As condições (i) a (ix) são cumulativas, ou seja, é necessário que todas se verifiquem em simultâneo para que a norma seja aplicada. Contudo, a condição (ix) pode ser uma de duas: ou (ix.a) lesão definitiva de gravidade extrema de acordo com o consenso científico do declarante, ou (ix.b) doença incurável e fatal do declarante.

O operador deôntico é a proibição.

A estatuição é a conduta de punir a antecipação da morte.

Assim, quando se verifiquem as condições elencadas, é proibido – ou seria proibido – punir a antecipação da morte. Esta proibição tem como efeito o reconhecimento de uma permissão, dirigida aos profissionais de saúde, de antecipar a morte nas condições descritas. Esta é a norma objeto do requerimento do Presidente da República.

Ora, uma vez que as condições da previsão da norma estão organizadas de forma cumulativa, não é possível isolá-las, pois apenas a verificação de todas simultaneamente desencadearia a aplicação da proibição.

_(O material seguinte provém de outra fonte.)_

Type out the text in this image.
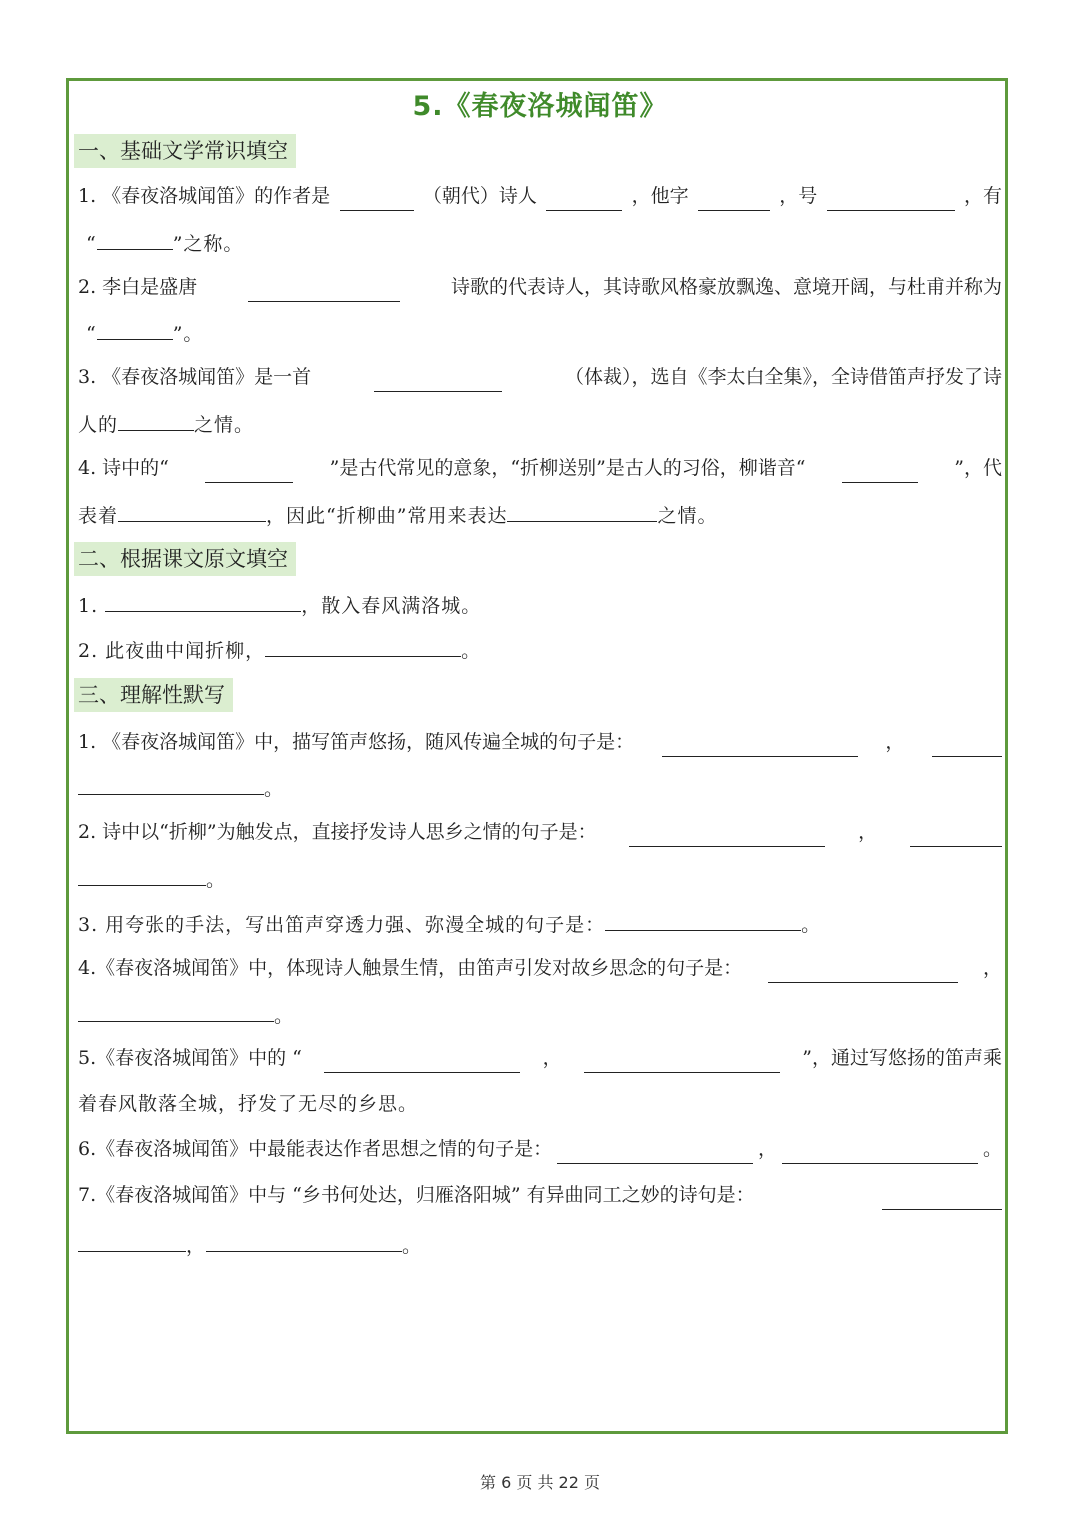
5.《春夜洛城闻笛》
一、基础文学常识填空
1. 《春夜洛城闻笛》的作者是	（朝代）诗人	，他字	，号	，有
“	”之称。
2. 李白是盛唐	诗歌的代表诗人，其诗歌风格豪放飘逸、意境开阔，与杜甫并称为
“	”。
3. 《春夜洛城闻笛》是一首	（体裁），选自《李太白全集》，全诗借笛声抒发了诗
人的	之情。
4. 诗中的“	”是古代常见的意象，“折柳送别”是古人的习俗，柳谐音“	”，代
表着	，因此“折柳曲”常用来表达	之情。
二、根据课文原文填空
1.	，散入春风满洛城。
2. 此夜曲中闻折柳，	。
三、理解性默写
1. 《春夜洛城闻笛》中，描写笛声悠扬，随风传遍全城的句子是：	，
。
2. 诗中以“折柳”为触发点，直接抒发诗人思乡之情的句子是：	，
。
3. 用夸张的手法，写出笛声穿透力强、弥漫全城的句子是：	。
4.《春夜洛城闻笛》中，体现诗人触景生情，由笛声引发对故乡思念的句子是：	，
。
5.《春夜洛城闻笛》中的 “	，	”，通过写悠扬的笛声乘
着春风散落全城，抒发了无尽的乡思。
6.《春夜洛城闻笛》中最能表达作者思想之情的句子是：	，	。
7.《春夜洛城闻笛》中与 “乡书何处达，归雁洛阳城” 有异曲同工之妙的诗句是：
，	。
第 6 页 共 22 页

Assim, para efeitos da identificação da norma jurídica objeto do requerimento, não é possível isolar as expressões situação de sofrimento intolerável e lesão definitiva de gravidade extrema de acordo com o consenso científico.

Disto mesmo dá nota o acórdão do Tribunal Constitucional, apesar de, ao longo de extensas páginas, fazer referência a conceitos supérfluos como unidade teleológica ou a utilização de referências técnicas pouco afinadas, tais como a identificação de várias previsões numa mesma norma jurídica – o que inexiste.

Diga-se, contudo, que expresso este entendimento devido à organização cumulativa das condições da previsão. Fossem essas condições organizadas alternativamente, então a crítica seria procedente, pois é até discutível se uma norma jurídica cuja previsão tem várias condições alternativas seja, efetivamente uma norma jurídica completa ou se, por outro lado, a norma jurídica completa será aquela que isola na previsão apenas uma dessas condições, já que qualquer uma é suficiente para acionar a mecânica normativa.

Parece-me que o Tribunal Constitucional teria sempre de isolar a norma jurídica completa, já que, nos termos do n.º 1 do artigo 51.º da LTC, o requerimento de fiscalização deve indicar a(s) norma(s) que o requerente entende violar(em) a Constituição e é apenas sobre essa(s) norma(s) que o Tribunal Constitucional se pode debruçar na sua análise (primeira parte do n.º 5 do artigo 51.º da LTC). É este o princípio do pedido: a limitação dos poderes de cognição do Tribunal Constitucional exclusivamente à(s) norma(s) identificada(s) no requerimento. Normas e não segmentos de normas.